(foto di poetella)

Ma, dico, accidenti a me!

Sempre quest’irrequietezza.

Sempre questo bisogno di sobbalzare, di trasalire (la guarda e fa un respirone stupefatto come di fronte al Nautilus) sempre quest’insoddisfazione (smorfietta delle labbra) come se poco, come se insufficiente, come se moscio.  Meschino, esiguo, banale.

Sempre a cercare l’urlo, mi seguii? Sempre a cercare il troppo, il magnifico. Il sublime.

Sì, sì, dondola la testa, sa’. Dondola. Lo sai, no? Sono così. Beata te, Rosa mia. Beata te!

Stai lì, calma calma, prepari la cena. Che fai oggi?

Stai tirando fuori ‘sto mondo e quell’altro dal frigo! Amatriciana, carciofi fritti e formaggi vari.

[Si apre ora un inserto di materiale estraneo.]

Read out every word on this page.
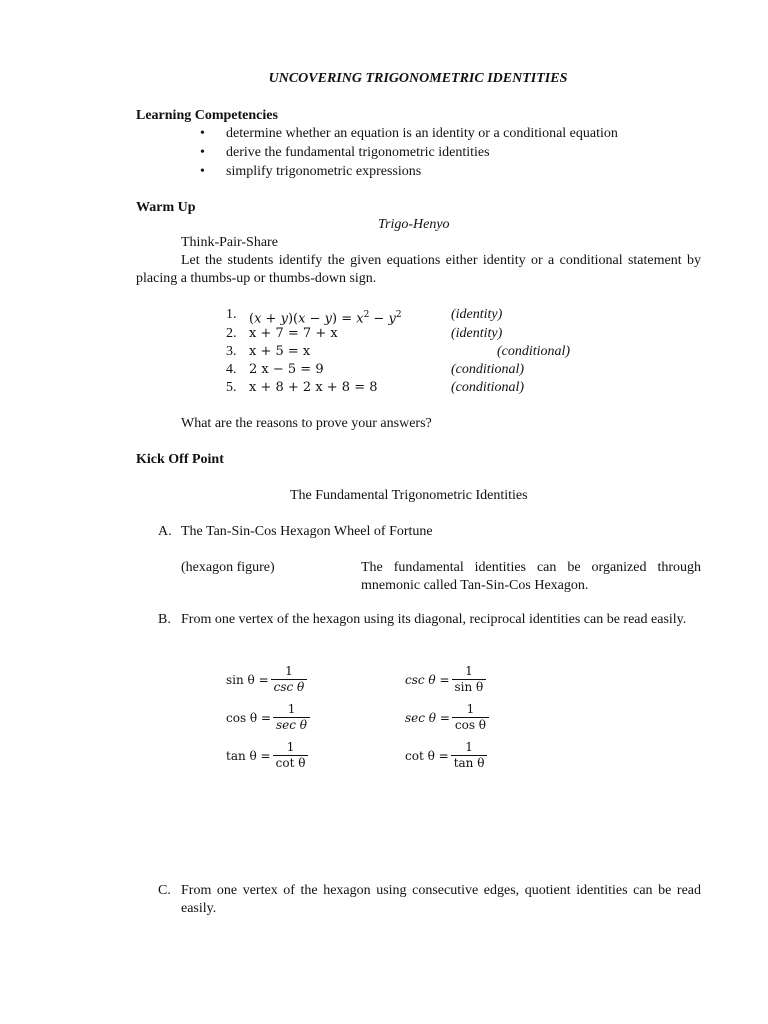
UNCOVERING TRIGONOMETRIC IDENTITIES
Learning Competencies
• determine whether an equation is an identity or a conditional equation
• derive the fundamental trigonometric identities
• simplify trigonometric expressions
Warm Up
Trigo-Henyo
Think-Pair-Share
Let the students identify the given equations either identity or a conditional statement by placing a thumbs-up or thumbs-down sign.
1. $(x + y)(x - y) = x^2 - y^2$	(identity)
2. x + 7 = 7 + x	(identity)
3. x + 5 = x	(conditional)
4. 2 x − 5 = 9	(conditional)
5. x + 8 + 2 x + 8 = 8	(conditional)
What are the reasons to prove your answers?
Kick Off Point
The Fundamental Trigonometric Identities
A. The Tan-Sin-Cos Hexagon Wheel of Fortune
(hexagon figure)	The fundamental identities can be organized through mnemonic called Tan-Sin-Cos Hexagon.
B. From one vertex of the hexagon using its diagonal, reciprocal identities can be read easily.
$\sin \theta = \frac{1}{\text{csc θ}}$	$\csc \theta = \frac{1}{\text{sin θ}}$
$\cos \theta = \frac{1}{\text{sec θ}}$	$\sec \theta = \frac{1}{\text{cos θ}}$
$\tan \theta = \frac{1}{\text{cot θ}}$	$\cot \theta = \frac{1}{\text{tan θ}}$
C. From one vertex of the hexagon using consecutive edges, quotient identities can be read easily.
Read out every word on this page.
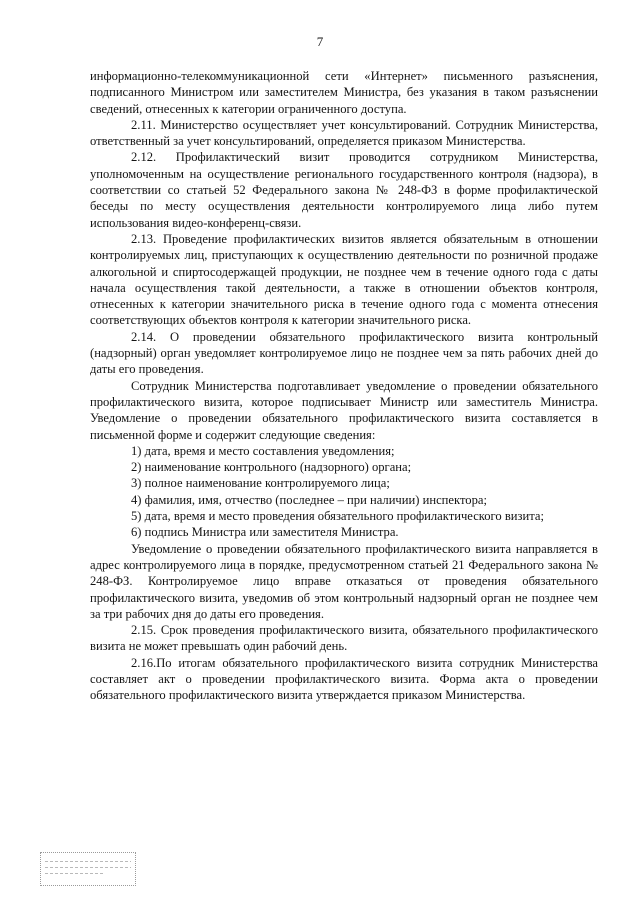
7

информационно-телекоммуникационной сети «Интернет» письменного разъяснения, подписанного Министром или заместителем Министра, без указания в таком разъяснении сведений, отнесенных к категории ограниченного доступа.

2.11. Министерство осуществляет учет консультирований. Сотрудник Министерства, ответственный за учет консультирований, определяется приказом Министерства.

2.12. Профилактический визит проводится сотрудником Министерства, уполномоченным на осуществление регионального государственного контроля (надзора), в соответствии со статьей 52 Федерального закона № 248-ФЗ в форме профилактической беседы по месту осуществления деятельности контролируемого лица либо путем использования видео-конференц-связи.

2.13. Проведение профилактических визитов является обязательным в отношении контролируемых лиц, приступающих к осуществлению деятельности по розничной продаже алкогольной и спиртосодержащей продукции, не позднее чем в течение одного года с даты начала осуществления такой деятельности, а также в отношении объектов контроля, отнесенных к категории значительного риска в течение одного года с момента отнесения соответствующих объектов контроля к категории значительного риска.

2.14. О проведении обязательного профилактического визита контрольный (надзорный) орган уведомляет контролируемое лицо не позднее чем за пять рабочих дней до даты его проведения.

Сотрудник Министерства подготавливает уведомление о проведении обязательного профилактического визита, которое подписывает Министр или заместитель Министра. Уведомление о проведении обязательного профилактического визита составляется в письменной форме и содержит следующие сведения:

1) дата, время и место составления уведомления;

2) наименование контрольного (надзорного) органа;

3) полное наименование контролируемого лица;

4) фамилия, имя, отчество (последнее – при наличии) инспектора;

5) дата, время и место проведения обязательного профилактического визита;

6) подпись Министра или заместителя Министра.

Уведомление о проведении обязательного профилактического визита направляется в адрес контролируемого лица в порядке, предусмотренном статьей 21 Федерального закона № 248-ФЗ. Контролируемое лицо вправе отказаться от проведения обязательного профилактического визита, уведомив об этом контрольный надзорный орган не позднее чем за три рабочих дня до даты его проведения.

2.15. Срок проведения профилактического визита, обязательного профилактического визита не может превышать один рабочий день.

2.16.По итогам обязательного профилактического визита сотрудник Министерства составляет акт о проведении профилактического визита. Форма акта о проведении обязательного профилактического визита утверждается приказом Министерства.
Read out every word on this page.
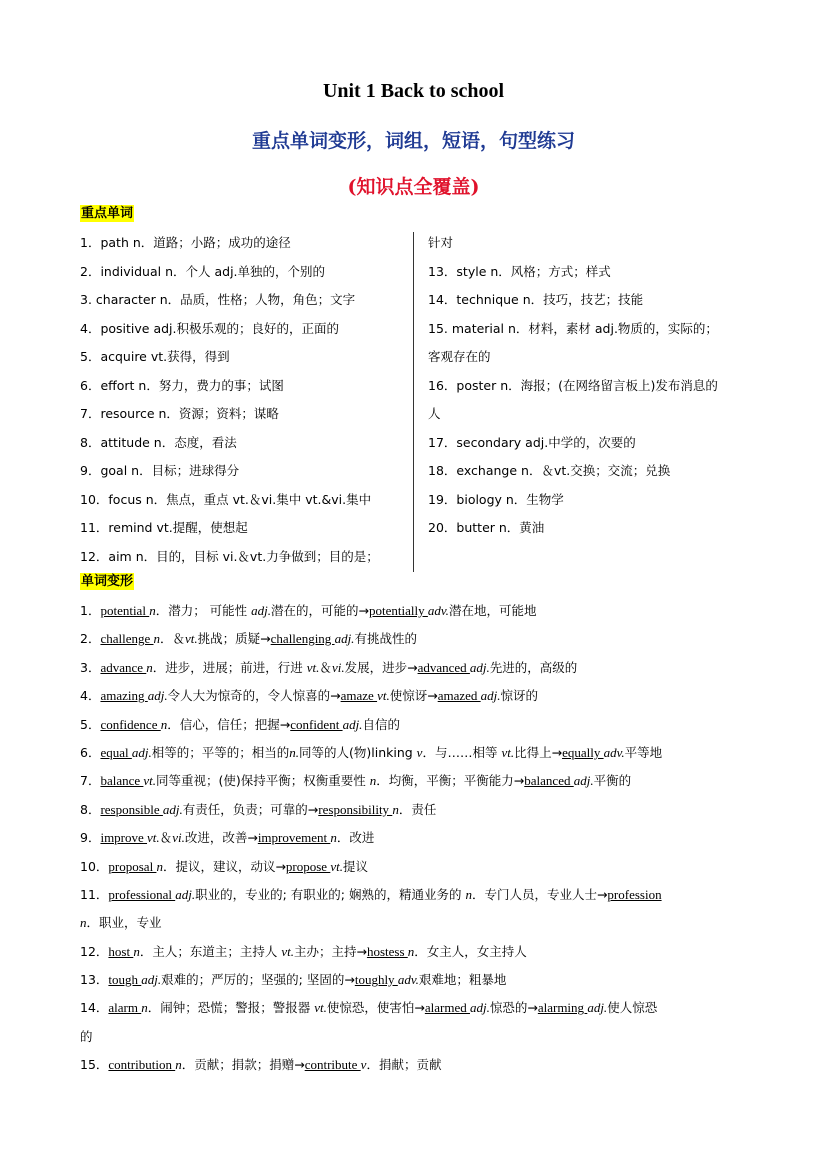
Unit 1 Back to school
重点单词变形，词组，短语，句型练习
(知识点全覆盖)
重点单词
1．path n．道路；小路；成功的途径
2．individual n．个人 adj.单独的，个别的
3. character n．品质，性格；人物，角色；文字
4．positive adj.积极乐观的；良好的，正面的
5．acquire vt.获得，得到
6．effort n．努力，费力的事；试图
7．resource n．资源；资料；谋略
8．attitude n．态度，看法
9．goal n．目标；进球得分
10．focus n．焦点，重点 vt.＆vi.集中 vt.&vi.集中
11．remind vt.提醒，使想起
12．aim n．目的，目标 vi.＆vt.力争做到；目的是；
针对
13．style n．风格；方式；样式
14．technique n．技巧，技艺；技能
15. material n．材料，素材 adj.物质的，实际的；
客观存在的
16．poster n．海报；(在网络留言板上)发布消息的
人
17．secondary adj.中学的，次要的
18．exchange n．＆vt.交换；交流；兑换
19．biology n．生物学
20．butter n．黄油
单词变形
1．potential n．潜力； 可能性 adj.潜在的，可能的→potentially adv.潜在地，可能地
2．challenge n．＆vt.挑战；质疑→challenging adj.有挑战性的
3．advance n．进步，进展；前进，行进 vt.＆vi.发展，进步→advanced adj.先进的，高级的
4．amazing adj.令人大为惊奇的，令人惊喜的→amaze vt.使惊讶→amazed adj.惊讶的
5．confidence n．信心，信任；把握→confident adj.自信的
6．equal adj.相等的；平等的；相当的n.同等的人(物)linking v．与……相等 vt.比得上→equally adv.平等地
7．balance vt.同等重视；(使)保持平衡；权衡重要性 n．均衡，平衡；平衡能力→balanced adj.平衡的
8．responsible adj.有责任，负责；可靠的→responsibility n．责任
9．improve vt.＆vi.改进，改善→improvement n．改进
10．proposal n．提议，建议，动议→propose vt.提议
11．professional adj.职业的，专业的; 有职业的; 娴熟的，精通业务的 n．专门人员，专业人士→profession
n．职业，专业
12．host n．主人；东道主；主持人 vt.主办；主持→hostess n．女主人，女主持人
13．tough adj.艰难的；严厉的；坚强的; 坚固的→toughly adv.艰难地；粗暴地
14．alarm n．闹钟；恐慌；警报；警报器 vt.使惊恐，使害怕→alarmed adj.惊恐的→alarming adj.使人惊恐
的
15．contribution n．贡献；捐款；捐赠→contribute v．捐献；贡献
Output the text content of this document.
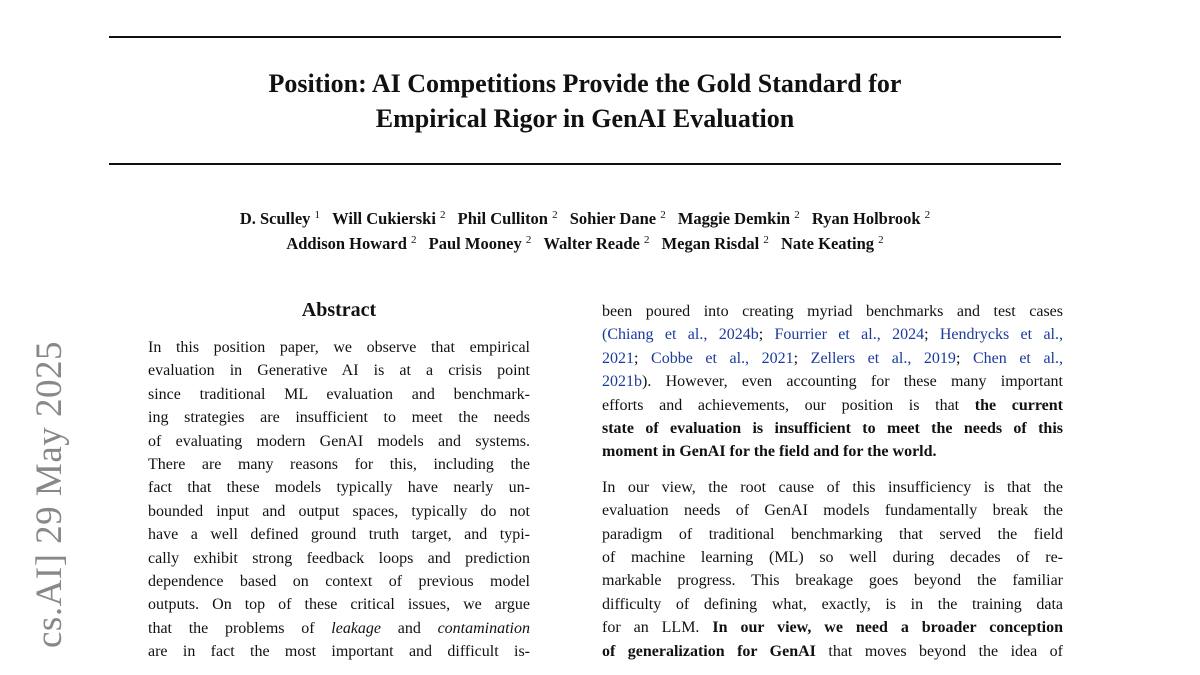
Position: AI Competitions Provide the Gold Standard for
Empirical Rigor in GenAI Evaluation
D. Sculley $^1$ Will Cukierski $^2$ Phil Culliton $^2$ Sohier Dane $^2$ Maggie Demkin $^2$ Ryan Holbrook $^2$
Addison Howard $^2$ Paul Mooney $^2$ Walter Reade $^2$ Megan Risdal $^2$ Nate Keating $^2$
cs.AI] 29 May 2025
Abstract
In this position paper, we observe that empirical
evaluation in Generative AI is at a crisis point
since traditional ML evaluation and benchmark-
ing strategies are insufficient to meet the needs
of evaluating modern GenAI models and systems.
There are many reasons for this, including the
fact that these models typically have nearly un-
bounded input and output spaces, typically do not
have a well defined ground truth target, and typi-
cally exhibit strong feedback loops and prediction
dependence based on context of previous model
outputs. On top of these critical issues, we argue
that the problems of leakage and contamination
are in fact the most important and difficult is-
been poured into creating myriad benchmarks and test cases
(Chiang et al., 2024b; Fourrier et al., 2024; Hendrycks et al.,
2021; Cobbe et al., 2021; Zellers et al., 2019; Chen et al.,
2021b). However, even accounting for these many important
efforts and achievements, our position is that the current
state of evaluation is insufficient to meet the needs of this
moment in GenAI for the field and for the world.
In our view, the root cause of this insufficiency is that the
evaluation needs of GenAI models fundamentally break the
paradigm of traditional benchmarking that served the field
of machine learning (ML) so well during decades of re-
markable progress. This breakage goes beyond the familiar
difficulty of defining what, exactly, is in the training data
for an LLM. In our view, we need a broader conception
of generalization for GenAI that moves beyond the idea of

Ecco, brava. Pure ricchi premi e… ma dai! Non ti sto prendendoti in giro, scema. Io? Non mi va di cucinare. Poi, oggi loro sono a non so che cacchio di partita. Non mangio. Da te? Ma no, dai…dieta. Approfitto.

Tanto sono stranita, oggi. Ma no, oggi solo, dai.

È che non lo so. (si guarda attorno. Cerca) Mica lo so che è. Scrivo e non gira. A scuola, poi. Lascia perdere, va’. Ma no, non ho litigato, a casa.

Non ho litigato da nessuna parte. Da quell’altra parte non litigo. Lo sai.

Dici?  Dici che è quello che mi da l’ansia? Ma sì, ho capito che vuoi dire. Mica che non litigo. Che non ho tempo di litigare. Questo, no?

Ma lascia perdere l’amore stuzzicarello, dai. Rosa!

Cazzo c’entra.

Non lo vedo mai! Ancora! Ma che non lo vedo mai. Mai visto tanto come in questi giorni.

Come che cazzo voglio?

Lo vuoi tutta?

Ok, ok.

Comincio?

Primo: mi vorrei svegliare con accanto quella meraviglia. Che magari ancora dorme. Aspettando il suo azzurro che si spande per la stanza. (chiude gli occhi).

Vorrei programmare con lui. Preparare per lui. Condividere, io e lui. No, basta. (sbuffa) non è vero.

Vorrei solo non avere questa maledetta paura di un orrore che mi pende sulla testa. Di fine. Di perdita.

Sì, che ne sai tu? Non lo perdo, dici? Che ne sai. Quanto farà effetto ancora ‘sta crema collo e decolletè?

Ok, ok. fa effetto. Per adesso.

Rosa, è tutto già scritto. Tutto.

Solo che non si legge ancora gran che.

E mica lo so se è bene o male. Mica lo so, Rosa.